Ce décret prononce le déclassement de la partie constructible, tient lieu d’autorisation de défrichement pour cette partie, et fixe les possibilités de construction.


4. Recours en cas de refus d’autorisation


4.1. Contrôle du juge administratif


En cas de refus de permis ou de déclaration de travaux motivé par le classement en EBC, le juge exerce un contrôle normal : il vérifie si l’autorité a correctement apprécié si le projet compromettait ou non la conservation, la protection ou la création des boisements.


Il peut annuler un refus fondé :

  • soit sur une mauvaise interprétation des règles du PLU ;

  • soit sur l’idée erronée que le classement en EBC interdirait automatiquement toute construction.


Le juge peut également, plus généralement, enjoindre à l’administration de délivrer une autorisation d’urbanisme lorsque l’annulation d’un refus implique nécessairement qu’elle soit accordée (articulation des articles L. 911‑1 du code de justice administrative et L. 424‑3 du code de l’urbanisme).


4.2. Contestation du classement lui‑même


Le classement en EBC résulte du PLU. Il peut être contesté dans le cadre d’un recours contre le PLU (ou sa révision), en démontrant par exemple :

  • une erreur manifeste d’appréciation sur la nature du terrain ;

  • ou une incompatibilité avec d’autres documents d’urbanisme (sous réserve de la jurisprudence qui admet une certaine latitude de la commune).


Toutefois, la jurisprudence montre que les juges admettent un large pouvoir d’appréciation aux communes pour classer des terrains en EBC, y compris non boisés ou de faible superficie.

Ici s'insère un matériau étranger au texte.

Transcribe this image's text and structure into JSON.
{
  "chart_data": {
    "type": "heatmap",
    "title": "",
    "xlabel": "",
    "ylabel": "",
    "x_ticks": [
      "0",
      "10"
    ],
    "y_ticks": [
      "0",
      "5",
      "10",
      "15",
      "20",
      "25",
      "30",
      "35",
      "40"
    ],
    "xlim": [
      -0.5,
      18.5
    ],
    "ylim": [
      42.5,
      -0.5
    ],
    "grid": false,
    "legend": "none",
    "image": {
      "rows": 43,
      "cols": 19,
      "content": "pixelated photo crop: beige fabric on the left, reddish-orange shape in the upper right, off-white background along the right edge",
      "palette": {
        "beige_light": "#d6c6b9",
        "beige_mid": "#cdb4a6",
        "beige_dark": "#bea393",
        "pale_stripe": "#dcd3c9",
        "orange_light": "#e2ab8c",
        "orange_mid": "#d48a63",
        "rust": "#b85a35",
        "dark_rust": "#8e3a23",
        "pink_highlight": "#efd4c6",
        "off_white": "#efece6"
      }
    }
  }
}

5. Risques et sanctions en cas de travaux non autorisés


5.1. Infractions aux règles d’urbanisme


La violation des règles applicables aux EBC (coupes non autorisées, constructions sans permis conforme, etc.) est susceptible de constituer une infraction au code de l’urbanisme, notamment aux articles L. 160‑1 et L. 480‑4.


Les sanctions pénales prévues à l’article L. 480‑4 peuvent être lourdes (amendes, voire peines complémentaires), et le tribunal peut ordonner la publication du jugement de condamnation dans deux journaux régionaux ou locaux, ainsi que son affichage.


La jurisprudence a déjà relevé des concours d’infractions en matière de coupes et abattages d’arbres non autorisés dans des zones soumises au régime des EBC.


5.2. Absence de privation de propriété, mais restrictions importantes


Le Conseil d’État a jugé que les dispositions de l’ancien article L. 130‑1 (devenu L. 113‑1) du code de l’urbanisme, qui instaurent la servitude d’EBC, n’emportent pas privation du droit de propriété, mais seulement des limites à son exercice, justifiées par l’intérêt général et proportionnées à l’objectif de préservation des boisements.


Par ailleurs, l’institution d’une servitude d’EBC n’ouvre pas droit au « droit de délaissement » prévu par les articles L. 230‑1 et suivants du code de l’urbanisme : le propriétaire ne peut pas imposer à la collectivité de racheter son terrain du seul fait du classement.


6. Erreurs à éviter et précautions à prendre


6.1. Erreurs fréquentes


  • Commencer des travaux sans vérifier le PLU : ne pas identifier un classement en EBC peut conduire à des infractions graves (coupes, terrassements, constructions).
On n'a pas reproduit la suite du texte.